Review of He Kills Me, He Kills Me Not by MrColdStream
18 October 2024
This review contains spoilers
📝6/10 = SLIGHTLY ENJOYABLE!
Time Lording through time and space, one victory at a time!
VICTORY XII
Carrie Thompson’s Big Finish story finally gives a voice to everybody’s favourite Ood assassin, as Silas Carson goes up against Paul McGann. We finally learn how Eight gets dragged into the Time Lord Victorious event when he arrives on a desert planet looking for a wonder of the universe that is missing and bumps into Felicity the fugitive and Brian the Ood, an assassin sent after her.
This story quickly turns into a sort of intimate mystery of Brian’s true nature as well as the nature of the Wild West-like setting the Doctor has arrived in. The twist of Brian being a killer isn’t very surprising, though, if you've already read The Knight, The Fool, and the Dead (Victory VI).

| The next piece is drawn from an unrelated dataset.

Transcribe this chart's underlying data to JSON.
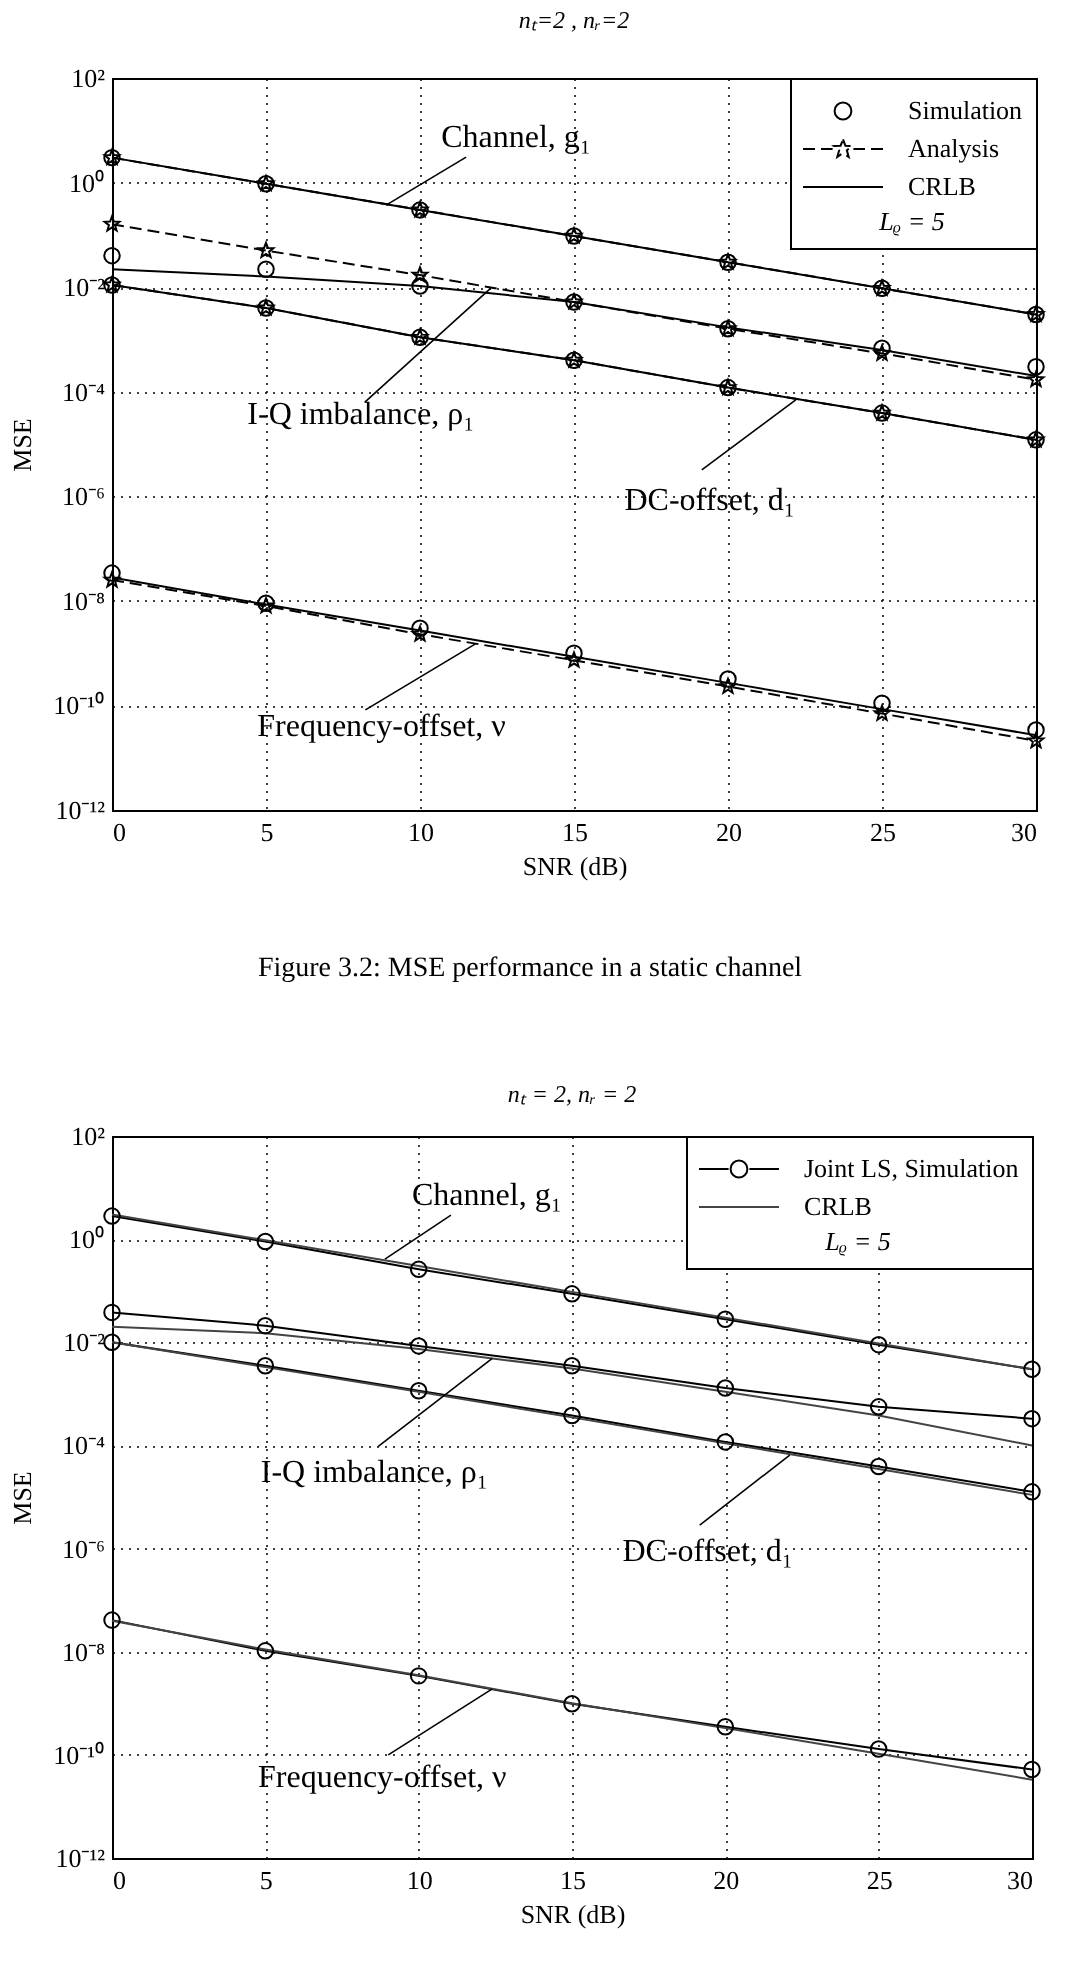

Later on, the story turns into a sort of relationship drama when we learn the true nature of Felicity and Sophie and why Brian is after them. Brian is biding his time, holding Felicity hostage, while the Doctor frantically works to find a way to defeat him. And that’s the gist of this fairly flat adventure.
Silas Carson is the one standout here, and he plays out the sinister split personality of the character to perfection, but Misha Malcolm and Melanie Stevens are pretty good as well. The locals with American accents sound typically overdone, and Paul McGann sounds somewhat bored.
The story builds up to the conclusion, which explains how Brian ends up in the Dark Times and how exactly Eight appears together with the Daleks at the end of The Knight, The Fool, and the Dead—a story further explored in the next audio, The Enemy of My Enemy (Victory XIII).